Abstract
Inhaled corticosteroids (ICSs) are often prescribed in patients with chronic obstructive pulmonary disease (COPD). Their impact on the risk of lung cancer, a leading cause of mortality in COPD patients, remains uncertain.
Population-based linked administrative data between the years 1997 and 2007 from the province of British Columbia, Canada, were used to evaluate the association between lung cancer risk and ICS use in COPD patients. COPD was defined on the basis of receipt of three COPD-related prescriptions in subjects ≥50 years of age. Exposure to ICS was incorporated into multivariable Cox regression models using several time-dependent methods (“ever” exposure, cumulative duration of use, cumulative dose, weighted cumulative duration of use and weighted cumulative dose).
There were 39 676 patients who met the inclusion criteria. The mean±sd age of the cohort was 70.7±11.1 years and 53% were female. There were 994 (2.5%) cases of lung cancer during follow-up. In the reference case analysis (time-dependent “ever” exposure), ICS exposure was associated with a 30% reduced risk of lung cancer (HR 0.70 (95% CI 0.61–0.80)). ICS exposure was associated with a decrease in the risk of lung cancer diagnosis over all five methods of quantifying exposure.
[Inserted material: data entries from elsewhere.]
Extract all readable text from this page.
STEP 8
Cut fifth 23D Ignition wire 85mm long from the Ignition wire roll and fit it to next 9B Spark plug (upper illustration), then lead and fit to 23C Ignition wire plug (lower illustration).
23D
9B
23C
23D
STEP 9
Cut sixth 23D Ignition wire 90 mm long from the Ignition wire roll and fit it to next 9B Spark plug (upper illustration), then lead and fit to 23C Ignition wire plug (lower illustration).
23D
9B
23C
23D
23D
This population-based study suggests that ICS use reduces the risk of lung cancer in COPD patients.
Abstract
Inhaled corticosteroid use appears to reduce the risk of lung cancer in a population-based cohort of COPD patients http://ow.ly/UuDZ30o7Bdi
Introduction
Chronic obstructive pulmonary disease (COPD) is a progressive lung condition characterised by airflow limitation [1] and is one of the leading causes of death worldwide [2], with projections indicating that these numbers will rise in the next decade [3]. In mild-to-moderate COPD, lung cancer is a leading cause of mortality [4]. While smoking is a shared risk factor for COPD and lung cancer, evidence suggests that patients with COPD are at an increased risk of lung cancer, independent of cigarette smoking [5, 6].
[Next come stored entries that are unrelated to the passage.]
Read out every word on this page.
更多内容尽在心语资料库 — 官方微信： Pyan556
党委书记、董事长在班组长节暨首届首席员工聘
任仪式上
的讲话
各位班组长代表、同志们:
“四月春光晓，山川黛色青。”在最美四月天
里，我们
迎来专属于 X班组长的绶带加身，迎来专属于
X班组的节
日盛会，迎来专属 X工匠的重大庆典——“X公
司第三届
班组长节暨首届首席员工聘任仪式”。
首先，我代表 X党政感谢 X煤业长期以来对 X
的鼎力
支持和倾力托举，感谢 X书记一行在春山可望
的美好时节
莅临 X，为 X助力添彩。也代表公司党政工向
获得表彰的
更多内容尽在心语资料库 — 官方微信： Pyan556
Inhaled corticosteroids (ICSs) are commonly used for patients with COPD. While ICSs may not modify overall mortality in patients with moderate-to-severe COPD [7], ICSs improve quality of life [8, 9] and reduce the rate of acute exacerbations [10]. On the negative side, ICS use may increase the risk of pneumonia, especially among those with severe airflow limitation [11–13]. ICSs are nonspecific anti-inflammatory agents and, as such, they reduce inflammation in the airway of COPD patients [14]. Since persistent low-grade inflammation is thought to be an important contributor to lung cancer, long-term ICS use may have salutary effects in reducing the risk of lung cancer in COPD patients [15].
The primary objective of this study was therefore to evaluate the association between ICS use and the risk of lung cancer, using several definitions of medication exposure, in a population-based cohort of COPD patients.
Methods
Study population
This study used population-based linked administrative data for the province of British Columbia, Canada, to identify a cohort of COPD patients based on patients' filled prescriptions linked to a registry of cancer patients. The following linked databases were used: the Medical Services Plan data file provided physician billings for every encounter, under the universal provincial health insurance scheme [16], the Discharge Abstract Database, which includes hospital separations [17], the PharmaNet data file, which includes all prescriptions dispensed in British Columbia over the study period [18], and the British Columbia Cancer Registry (BCCR) file, which provides data on lung cancer diagnosis (the primary outcome), the diagnosis date, death due to cancer and cancer histology [19].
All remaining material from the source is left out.